Wagener, Gottfried, Indexeintrag: Deutsche Biographie, https://www.deutsche-biographie.de/sfz138105.html [27.04.2024].

CC0

  • Genealogie

    V N. N., Beamter in H.;
    M N. N. ( 1860);
    1 B, 2 Schw; Schwager N. N., Fabr. v. Schmelzöfen in Ipswich (Suffolk).

  • Biographie

    W. besuchte die 1835 von Adolf Tellkampf (1798–1869) gegründete Höhere Bürgerschule (Realschule) in Hannover und nach deren Abschluß (1846) die Höhere Gewerbeschule (seit 1847 Polytechnische Schule, heute Univ. Hannover). Auf den Rat des Mathematikers und zweiten Direktors Georg Wilhelm Glünder (1799–1848) entschloß er sich zu einem Lehramtsstudium. Nach bestandenem Nachexamen in den humanistischen Fächern des Gymnasialunterrichts studierte W. 1849–51 in Göttingen bei Carl Friedrich Gauß, dem Physiker Wilhelm Eduard Weber und dem Geologen Wolfgang Sartorius v. Waltershausen. 1851 bestand W. das Oberlehrer-Examen für den Gymnasialunterricht in Mathematik und Naturwissenschaften. Danach hörte er in Berlin Mathematik bei Peter Gustav Lejeune Dirichlet, Physik bei Johann Christian Poggendorff, Geographie bei Karl Ritter, Kristallographie bei Christian Samuel Weiss und Mechanik bei Georg Adolf Erman. 1852 wurde W. in Göttingen mit einer von Gauß wohlwollend beurteilten Arbeit zum Dr. phil. promoviert.

    Seit 1852 lebte W. in Paris, wo er seinen Lebensunterhalt zunächst mit Privatunterricht sicherte, bis seine Sprachbegabung ihm eine Stelle als Übersetzer am Haupttelegraphenamt verschaffte. Es folgte die Mitarbeit an der von Frigyes (Friedrich) Szarvady (bis 1843 Friedrich Hirsch[l], 1822–82) herausgegebenen „Correspondenz“, einer Art Nachrichtendienst. Anläßlich des Todes seiner Mutter kehrte W. 1860 kurz nach Hannover zurück, bevor er eine Stelle an der technischen Lehranstalt in der Uhrenstadt La Chaux-de-Fonds (Kt.

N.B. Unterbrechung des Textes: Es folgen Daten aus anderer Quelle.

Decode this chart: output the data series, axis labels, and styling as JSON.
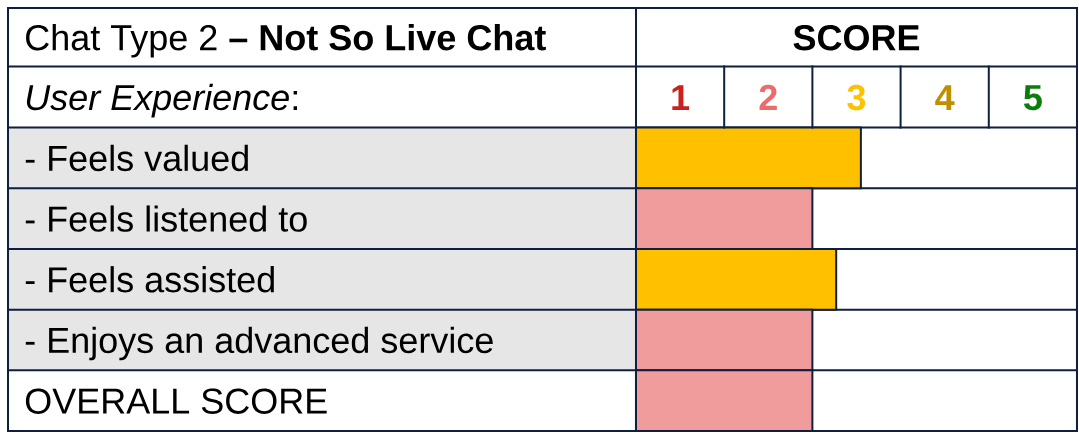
{
  "chart_data": {
    "type": "bar",
    "orientation": "horizontal",
    "title": "Chat Type 2 **– Not So Live Chat**",
    "xlabel": "SCORE",
    "ylabel": "*User Experience*:",
    "categories": [
      "- Feels valued",
      "- Feels listened to",
      "- Feels assisted",
      "- Enjoys an advanced service",
      "OVERALL SCORE"
    ],
    "values": [
      2.55,
      2,
      2.27,
      2,
      2
    ],
    "colors": [
      "#ffc000",
      "#f19c9c",
      "#ffc000",
      "#f19c9c",
      "#f19c9c"
    ],
    "xlim": [
      0,
      5
    ],
    "xticks": [
      {
        "value": 0.5,
        "label": "1"
      },
      {
        "value": 1.5,
        "label": "2"
      },
      {
        "value": 2.5,
        "label": "3"
      },
      {
        "value": 3.5,
        "label": "4"
      },
      {
        "value": 4.5,
        "label": "5"
      }
    ],
    "grid": "y"
  }
}
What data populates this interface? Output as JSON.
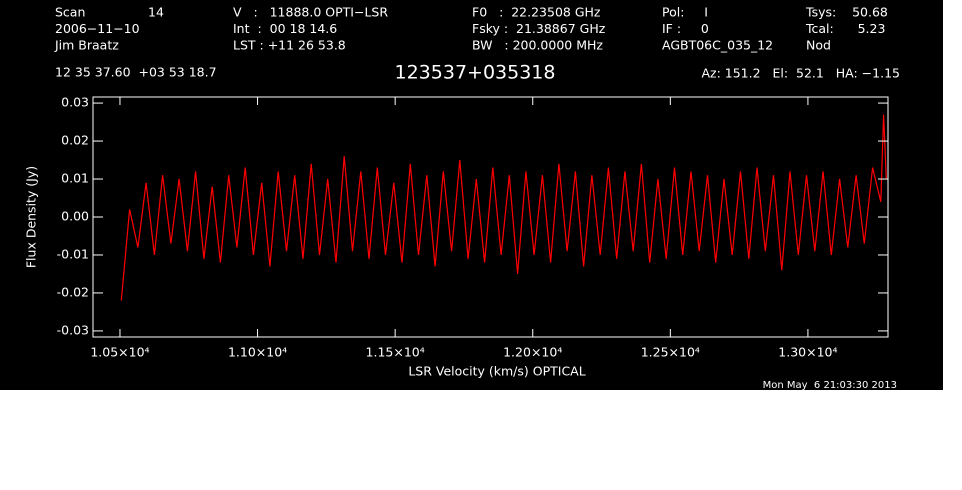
{
  "chart_data": {
    "type": "line",
    "header": [
      [
        "Scan",
        "14",
        "V   :   11888.0 OPTI−LSR",
        "F0   :  22.23508 GHz",
        "Pol:     I",
        "Tsys:    50.68"
      ],
      [
        "2006−11−10",
        "Int  :  00 18 14.6",
        "Fsky :  21.38867 GHz",
        "IF :     0",
        "Tcal:      5.23"
      ],
      [
        "Jim Braatz",
        "LST : +11 26 53.8",
        "BW   : 200.0000 MHz",
        "AGBT06C_035_12",
        "Nod"
      ]
    ],
    "coords": "12 35 37.60  +03 53 18.7",
    "title": "123537+035318",
    "pointing": "Az: 151.2   El:  52.1   HA: −1.15",
    "xlabel": "LSR Velocity (km/s) OPTICAL",
    "ylabel": "Flux Density (Jy)",
    "date": "Mon May  6 21:03:30 2013",
    "x": [
      10505,
      10535,
      10565,
      10595,
      10625,
      10655,
      10685,
      10715,
      10745,
      10775,
      10805,
      10835,
      10865,
      10895,
      10925,
      10955,
      10985,
      11015,
      11045,
      11075,
      11105,
      11135,
      11165,
      11195,
      11225,
      11255,
      11285,
      11315,
      11345,
      11375,
      11405,
      11435,
      11465,
      11495,
      11525,
      11555,
      11585,
      11615,
      11645,
      11675,
      11705,
      11735,
      11765,
      11795,
      11825,
      11855,
      11885,
      11915,
      11945,
      11975,
      12005,
      12035,
      12065,
      12095,
      12125,
      12155,
      12185,
      12215,
      12245,
      12275,
      12305,
      12335,
      12365,
      12395,
      12425,
      12455,
      12485,
      12515,
      12545,
      12575,
      12605,
      12635,
      12665,
      12695,
      12725,
      12755,
      12785,
      12815,
      12845,
      12875,
      12905,
      12935,
      12965,
      12995,
      13025,
      13055,
      13085,
      13115,
      13145,
      13175,
      13205,
      13235,
      13265,
      13275,
      13285
    ],
    "series": [
      {
        "color": "#ff0000",
        "values": [
          -0.022,
          0.002,
          -0.008,
          0.009,
          -0.01,
          0.011,
          -0.007,
          0.01,
          -0.009,
          0.012,
          -0.011,
          0.008,
          -0.012,
          0.011,
          -0.008,
          0.013,
          -0.01,
          0.009,
          -0.013,
          0.012,
          -0.009,
          0.011,
          -0.011,
          0.014,
          -0.01,
          0.01,
          -0.012,
          0.016,
          -0.009,
          0.012,
          -0.011,
          0.013,
          -0.01,
          0.009,
          -0.012,
          0.014,
          -0.01,
          0.011,
          -0.013,
          0.012,
          -0.009,
          0.015,
          -0.011,
          0.01,
          -0.012,
          0.013,
          -0.01,
          0.011,
          -0.015,
          0.012,
          -0.01,
          0.011,
          -0.012,
          0.014,
          -0.009,
          0.012,
          -0.013,
          0.011,
          -0.01,
          0.013,
          -0.011,
          0.012,
          -0.009,
          0.014,
          -0.012,
          0.01,
          -0.011,
          0.013,
          -0.01,
          0.012,
          -0.009,
          0.011,
          -0.012,
          0.01,
          -0.01,
          0.012,
          -0.011,
          0.013,
          -0.009,
          0.011,
          -0.014,
          0.012,
          -0.01,
          0.011,
          -0.009,
          0.012,
          -0.01,
          0.01,
          -0.008,
          0.011,
          -0.007,
          0.013,
          0.004,
          0.027,
          0.01
        ]
      }
    ],
    "xlim": [
      10402,
      13291
    ],
    "ylim": [
      -0.0316,
      0.0316
    ],
    "xticks": [
      {
        "value": 10500,
        "label": "1.05×10⁴"
      },
      {
        "value": 11000,
        "label": "1.10×10⁴"
      },
      {
        "value": 11500,
        "label": "1.15×10⁴"
      },
      {
        "value": 12000,
        "label": "1.20×10⁴"
      },
      {
        "value": 12500,
        "label": "1.25×10⁴"
      },
      {
        "value": 13000,
        "label": "1.30×10⁴"
      }
    ],
    "yticks": [
      -0.03,
      -0.02,
      -0.01,
      {
        "value": 0,
        "label": "0.00"
      },
      0.01,
      0.02,
      0.03
    ],
    "background": "#000000",
    "axis_color": "#ffffff"
  }
}
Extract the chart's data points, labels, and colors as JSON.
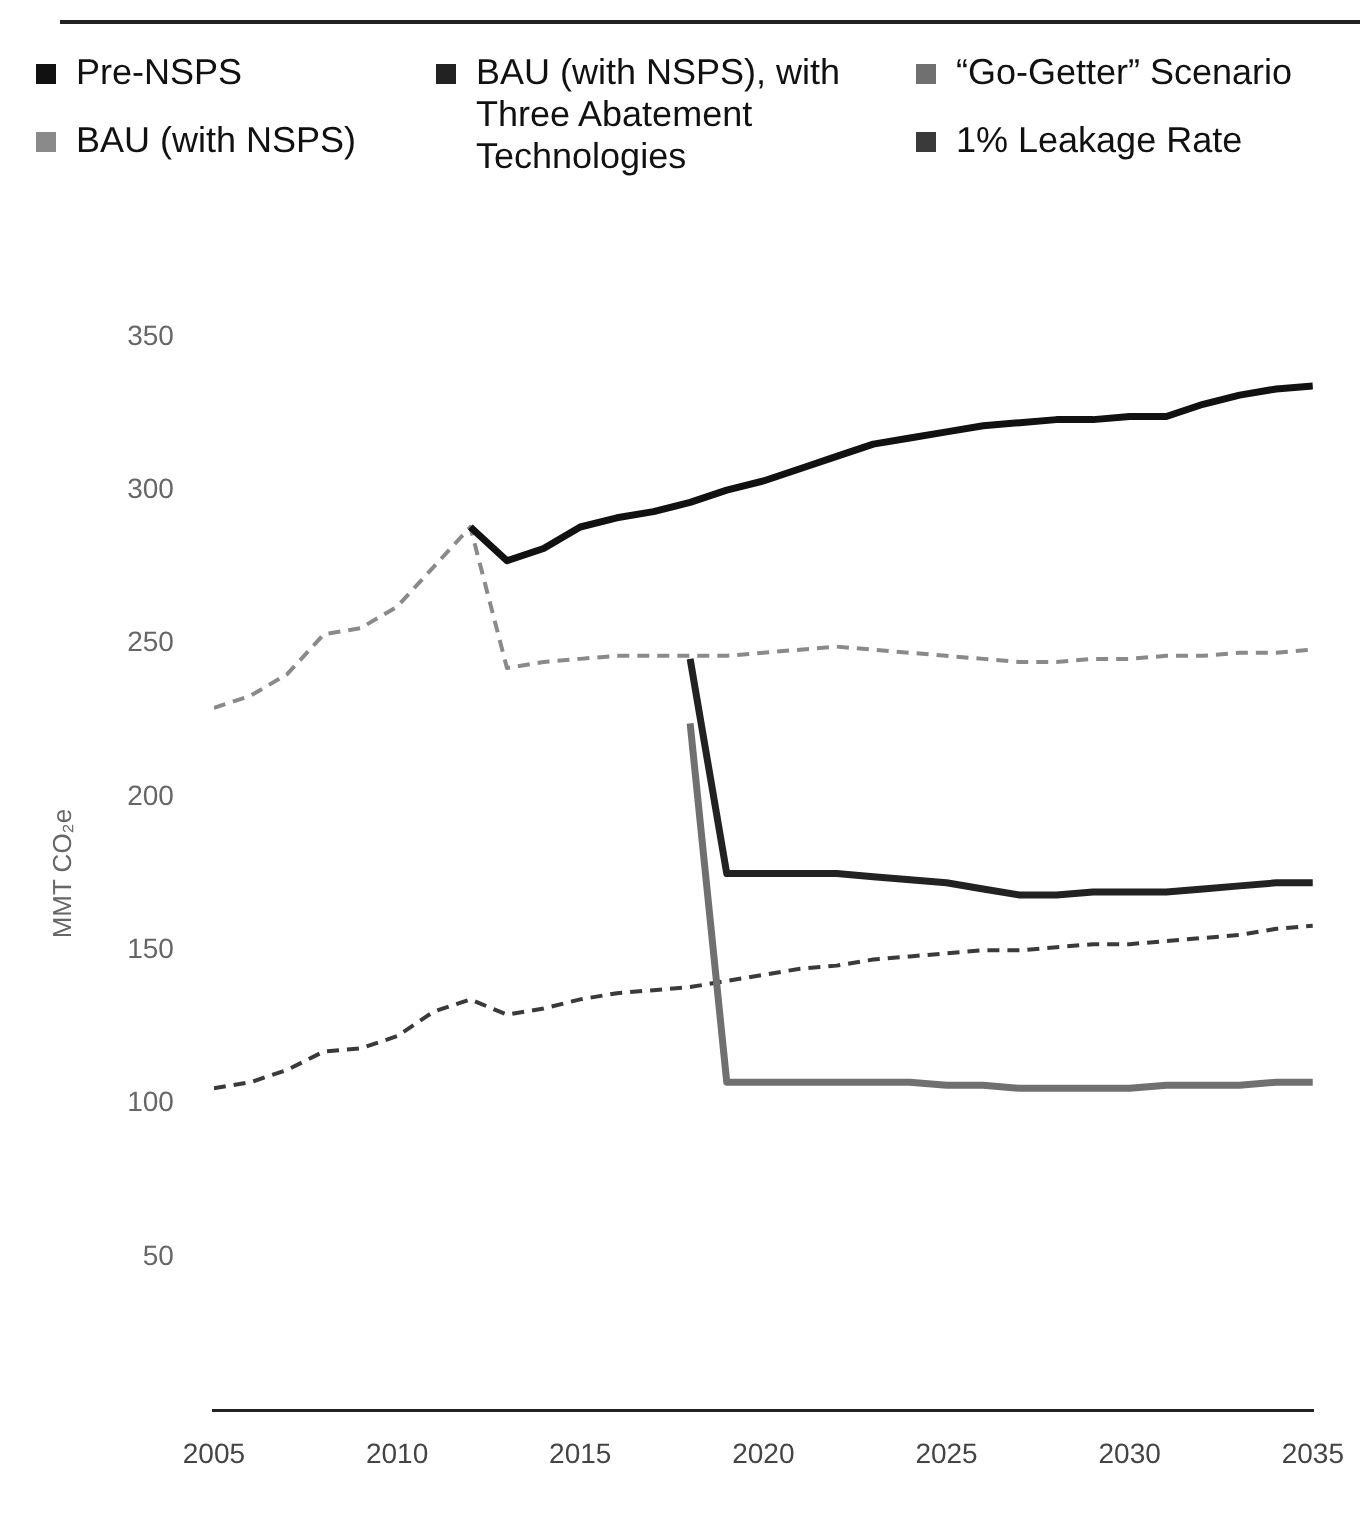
{
  "chart_data": {
    "type": "line",
    "ylabel": "MMT CO₂e",
    "legend": "top",
    "grid": false,
    "marker": "none",
    "xlim": [
      2005,
      2035
    ],
    "xticks": [
      2005,
      2010,
      2015,
      2020,
      2025,
      2030,
      2035
    ],
    "ylim": [
      0,
      350
    ],
    "yticks": [
      50,
      100,
      150,
      200,
      250,
      300,
      350
    ],
    "series": [
      {
        "name": "Pre-NSPS",
        "color": "#111111",
        "line_style": "solid",
        "x": [
          2012,
          2013,
          2014,
          2015,
          2016,
          2017,
          2018,
          2019,
          2020,
          2021,
          2022,
          2023,
          2024,
          2025,
          2026,
          2027,
          2028,
          2029,
          2030,
          2031,
          2032,
          2033,
          2034,
          2035
        ],
        "values": [
          288,
          277,
          281,
          288,
          291,
          293,
          296,
          300,
          303,
          307,
          311,
          315,
          317,
          319,
          321,
          322,
          323,
          323,
          324,
          324,
          328,
          331,
          333,
          334
        ]
      },
      {
        "name": "BAU (with NSPS)",
        "color": "#8a8a8a",
        "line_style": "dashed",
        "x": [
          2005,
          2006,
          2007,
          2008,
          2009,
          2010,
          2011,
          2012,
          2013,
          2014,
          2015,
          2016,
          2017,
          2018,
          2019,
          2020,
          2021,
          2022,
          2023,
          2024,
          2025,
          2026,
          2027,
          2028,
          2029,
          2030,
          2031,
          2032,
          2033,
          2034,
          2035
        ],
        "values": [
          229,
          233,
          240,
          253,
          255,
          262,
          275,
          288,
          242,
          244,
          245,
          246,
          246,
          246,
          246,
          247,
          248,
          249,
          248,
          247,
          246,
          245,
          244,
          244,
          245,
          245,
          246,
          246,
          247,
          247,
          248
        ]
      },
      {
        "name": "BAU (with NSPS), with Three Abatement Technologies",
        "color": "#222222",
        "line_style": "solid",
        "x": [
          2018,
          2019,
          2020,
          2021,
          2022,
          2023,
          2024,
          2025,
          2026,
          2027,
          2028,
          2029,
          2030,
          2031,
          2032,
          2033,
          2034,
          2035
        ],
        "values": [
          245,
          175,
          175,
          175,
          175,
          174,
          173,
          172,
          170,
          168,
          168,
          169,
          169,
          169,
          170,
          171,
          172,
          172
        ]
      },
      {
        "name": "“Go-Getter” Scenario",
        "color": "#707070",
        "line_style": "solid",
        "x": [
          2018,
          2019,
          2020,
          2021,
          2022,
          2023,
          2024,
          2025,
          2026,
          2027,
          2028,
          2029,
          2030,
          2031,
          2032,
          2033,
          2034,
          2035
        ],
        "values": [
          224,
          107,
          107,
          107,
          107,
          107,
          107,
          106,
          106,
          105,
          105,
          105,
          105,
          106,
          106,
          106,
          107,
          107
        ]
      },
      {
        "name": "1% Leakage Rate",
        "color": "#3a3a3a",
        "line_style": "dashed",
        "x": [
          2005,
          2006,
          2007,
          2008,
          2009,
          2010,
          2011,
          2012,
          2013,
          2014,
          2015,
          2016,
          2017,
          2018,
          2019,
          2020,
          2021,
          2022,
          2023,
          2024,
          2025,
          2026,
          2027,
          2028,
          2029,
          2030,
          2031,
          2032,
          2033,
          2034,
          2035
        ],
        "values": [
          105,
          107,
          111,
          117,
          118,
          122,
          130,
          134,
          129,
          131,
          134,
          136,
          137,
          138,
          140,
          142,
          144,
          145,
          147,
          148,
          149,
          150,
          150,
          151,
          152,
          152,
          153,
          154,
          155,
          157,
          158
        ]
      }
    ]
  }
}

Neuenburg) antrat. In diese Schweizer Jahre fallen die ersten Anzeichen einer sich entwickelnden „Kopfgicht“ (Cephalagra), die ihm bis zu seinem Tode immer wieder schwer zusetzte. 1864 legte er nach einer radikalen Änderung des Schulwesens sein Lehramt nieder. Aus einem Unternehmen seines in Ipswich (Suffolk) als Ingenieur tätigen Schwagers zur Verbesserung von Schmelzöfen (Cupolöfen) zog er sich 1865 aus Gesundheitsgründen zurück.

    Im Frühjahr 1868, kurz nach dem Zusammenbruch der Herrschaft der Tokugawa Shogune, zog W. durch Vermittlung von Thomas Walsh (1827–1901), Direktor des amerik. Handelshauses Russel & Co. in Shanghai, nach Nakasaki, um mit dessen Bruder John G. Walsh (1829–97) eine Seifenfabrik zu gründen. Das verlustreiche Unternehmen wurde bald aufgegeben. 1870 baute W. in Arita, dem Produktionszentrum der weltweit berühmten Imari-Porzellane, im Auftrag des Gouverneurs der Provinz Hizen den ersten mit Steinkohle statt Holz befeuerten Brennofen. Bemühungen, W. länger in Hizen zu halten, scheiterten an finanziellen Schwierigkeiten. Er zog daher nach Yokohama, einer florierenden Hafenstadt in der Nähe Tokios.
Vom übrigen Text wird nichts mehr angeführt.